Estate jewelry (often referred to as vintage or antique jewelry) is found in many styles. It adds personality and flair to any outfit, from casual wear to hand-sewn ballroom gowns.
Much of the most popular and sought-after estate jewelry was made from 1714 to the modern day, beginning with the Georgian period and moving through time to Art Organique. Each style is beautiful in its own way; we’ll take a closer look at three of the most collectible.
Victorian Era (1837 -1900)
Spanning 66 years, the Victorian period produced three very distinct jewelry types:
Early Victorian (1837-1855) Also referred to as romantic jewelry, designs from this period often were inspired by nature, and were carefully etched in gold. Favored pieces from this era included large lockets, brooches, earrings and rings for daytime use and vibrant, colored gems and diamonds for evening wear.

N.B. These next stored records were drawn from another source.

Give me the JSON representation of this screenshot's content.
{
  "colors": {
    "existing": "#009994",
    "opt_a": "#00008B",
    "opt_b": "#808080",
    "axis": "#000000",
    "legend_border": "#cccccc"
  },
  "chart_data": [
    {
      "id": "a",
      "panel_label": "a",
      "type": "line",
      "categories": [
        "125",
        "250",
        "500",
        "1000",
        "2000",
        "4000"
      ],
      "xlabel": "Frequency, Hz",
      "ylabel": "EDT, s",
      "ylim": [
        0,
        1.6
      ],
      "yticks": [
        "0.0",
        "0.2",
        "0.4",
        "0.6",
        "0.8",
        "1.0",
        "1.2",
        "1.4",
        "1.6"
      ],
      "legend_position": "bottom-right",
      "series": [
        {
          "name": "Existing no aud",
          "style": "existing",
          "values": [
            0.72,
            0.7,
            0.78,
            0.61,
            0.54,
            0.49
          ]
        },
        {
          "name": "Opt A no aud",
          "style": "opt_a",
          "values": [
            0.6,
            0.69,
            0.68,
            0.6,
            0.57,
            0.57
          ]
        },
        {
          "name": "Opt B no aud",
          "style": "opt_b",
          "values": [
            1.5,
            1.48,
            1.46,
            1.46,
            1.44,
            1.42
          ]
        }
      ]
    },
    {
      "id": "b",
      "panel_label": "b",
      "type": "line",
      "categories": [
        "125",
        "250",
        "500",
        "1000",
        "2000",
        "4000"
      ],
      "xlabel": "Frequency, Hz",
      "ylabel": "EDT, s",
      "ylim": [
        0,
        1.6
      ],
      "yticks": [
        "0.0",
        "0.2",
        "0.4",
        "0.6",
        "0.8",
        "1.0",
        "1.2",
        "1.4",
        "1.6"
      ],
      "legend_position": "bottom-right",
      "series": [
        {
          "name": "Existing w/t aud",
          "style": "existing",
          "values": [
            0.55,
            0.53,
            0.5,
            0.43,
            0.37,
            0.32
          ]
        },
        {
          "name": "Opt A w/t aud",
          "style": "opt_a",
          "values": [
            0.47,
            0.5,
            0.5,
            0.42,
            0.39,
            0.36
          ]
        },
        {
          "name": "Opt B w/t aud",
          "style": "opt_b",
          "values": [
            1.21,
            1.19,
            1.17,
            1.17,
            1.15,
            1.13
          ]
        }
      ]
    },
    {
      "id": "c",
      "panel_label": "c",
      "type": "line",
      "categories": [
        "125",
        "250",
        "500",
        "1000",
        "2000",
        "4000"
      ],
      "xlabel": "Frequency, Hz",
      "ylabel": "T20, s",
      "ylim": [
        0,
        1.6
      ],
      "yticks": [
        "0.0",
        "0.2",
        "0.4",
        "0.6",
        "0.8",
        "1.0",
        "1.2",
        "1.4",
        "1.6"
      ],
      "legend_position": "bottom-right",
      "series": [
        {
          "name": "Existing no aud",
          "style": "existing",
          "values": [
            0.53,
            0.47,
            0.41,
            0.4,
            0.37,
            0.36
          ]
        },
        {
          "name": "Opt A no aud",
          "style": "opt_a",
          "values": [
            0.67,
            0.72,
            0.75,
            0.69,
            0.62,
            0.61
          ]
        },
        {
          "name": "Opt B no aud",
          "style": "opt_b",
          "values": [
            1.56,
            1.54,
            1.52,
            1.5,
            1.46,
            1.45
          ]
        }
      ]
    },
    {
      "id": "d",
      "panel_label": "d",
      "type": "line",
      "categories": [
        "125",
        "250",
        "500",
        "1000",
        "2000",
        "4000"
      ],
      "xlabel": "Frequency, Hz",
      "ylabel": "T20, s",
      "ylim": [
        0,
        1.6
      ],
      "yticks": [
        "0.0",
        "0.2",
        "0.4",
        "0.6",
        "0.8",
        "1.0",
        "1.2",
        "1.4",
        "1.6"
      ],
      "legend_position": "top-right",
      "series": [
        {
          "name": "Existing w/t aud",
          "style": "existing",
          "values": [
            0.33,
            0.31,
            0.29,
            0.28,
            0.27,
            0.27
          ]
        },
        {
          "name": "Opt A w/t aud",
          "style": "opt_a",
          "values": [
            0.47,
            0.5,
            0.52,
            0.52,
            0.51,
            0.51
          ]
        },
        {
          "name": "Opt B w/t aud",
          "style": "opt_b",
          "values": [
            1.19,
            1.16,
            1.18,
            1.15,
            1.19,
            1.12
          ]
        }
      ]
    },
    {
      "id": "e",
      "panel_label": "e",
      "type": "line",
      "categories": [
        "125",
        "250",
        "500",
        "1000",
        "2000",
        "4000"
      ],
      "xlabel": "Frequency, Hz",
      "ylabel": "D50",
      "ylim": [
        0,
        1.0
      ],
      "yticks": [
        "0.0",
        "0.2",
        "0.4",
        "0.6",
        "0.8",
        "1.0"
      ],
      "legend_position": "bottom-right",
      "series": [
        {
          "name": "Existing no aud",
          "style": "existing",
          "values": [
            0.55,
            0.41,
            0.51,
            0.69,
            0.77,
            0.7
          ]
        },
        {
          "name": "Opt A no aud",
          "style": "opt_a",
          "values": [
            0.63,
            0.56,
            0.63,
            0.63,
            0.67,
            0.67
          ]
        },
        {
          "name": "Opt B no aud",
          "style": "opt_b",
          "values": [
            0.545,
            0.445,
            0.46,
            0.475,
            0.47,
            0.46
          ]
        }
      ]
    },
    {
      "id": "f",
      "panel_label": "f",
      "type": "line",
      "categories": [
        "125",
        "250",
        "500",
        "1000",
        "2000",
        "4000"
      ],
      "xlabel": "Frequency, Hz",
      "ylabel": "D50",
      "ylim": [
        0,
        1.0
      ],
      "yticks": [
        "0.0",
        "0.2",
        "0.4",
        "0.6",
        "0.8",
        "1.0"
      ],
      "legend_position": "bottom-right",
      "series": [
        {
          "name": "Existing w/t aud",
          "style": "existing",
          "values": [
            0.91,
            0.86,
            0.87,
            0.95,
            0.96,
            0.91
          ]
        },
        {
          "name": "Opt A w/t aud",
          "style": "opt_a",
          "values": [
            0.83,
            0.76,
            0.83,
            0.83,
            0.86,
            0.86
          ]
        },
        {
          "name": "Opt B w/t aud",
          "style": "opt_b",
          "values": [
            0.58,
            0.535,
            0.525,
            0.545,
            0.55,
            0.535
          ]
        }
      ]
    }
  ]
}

Mid-Victorian (1856-1880) Corresponding with the death of Queen Victoria’s husband, designs of this grand era featured somber, dark, heavy stones to represent the period of mourning. Onyx, garnet and amethyst were donned, along with mosaics of shells and gemstones.
Late Victorian (1885-1900) The Aesthetic period saw a revival of color, with jewelers once again using diamonds, sapphires, peridot, etc. Many of the precious stones were placed into star and crescent designs in elaborate pins and brooches.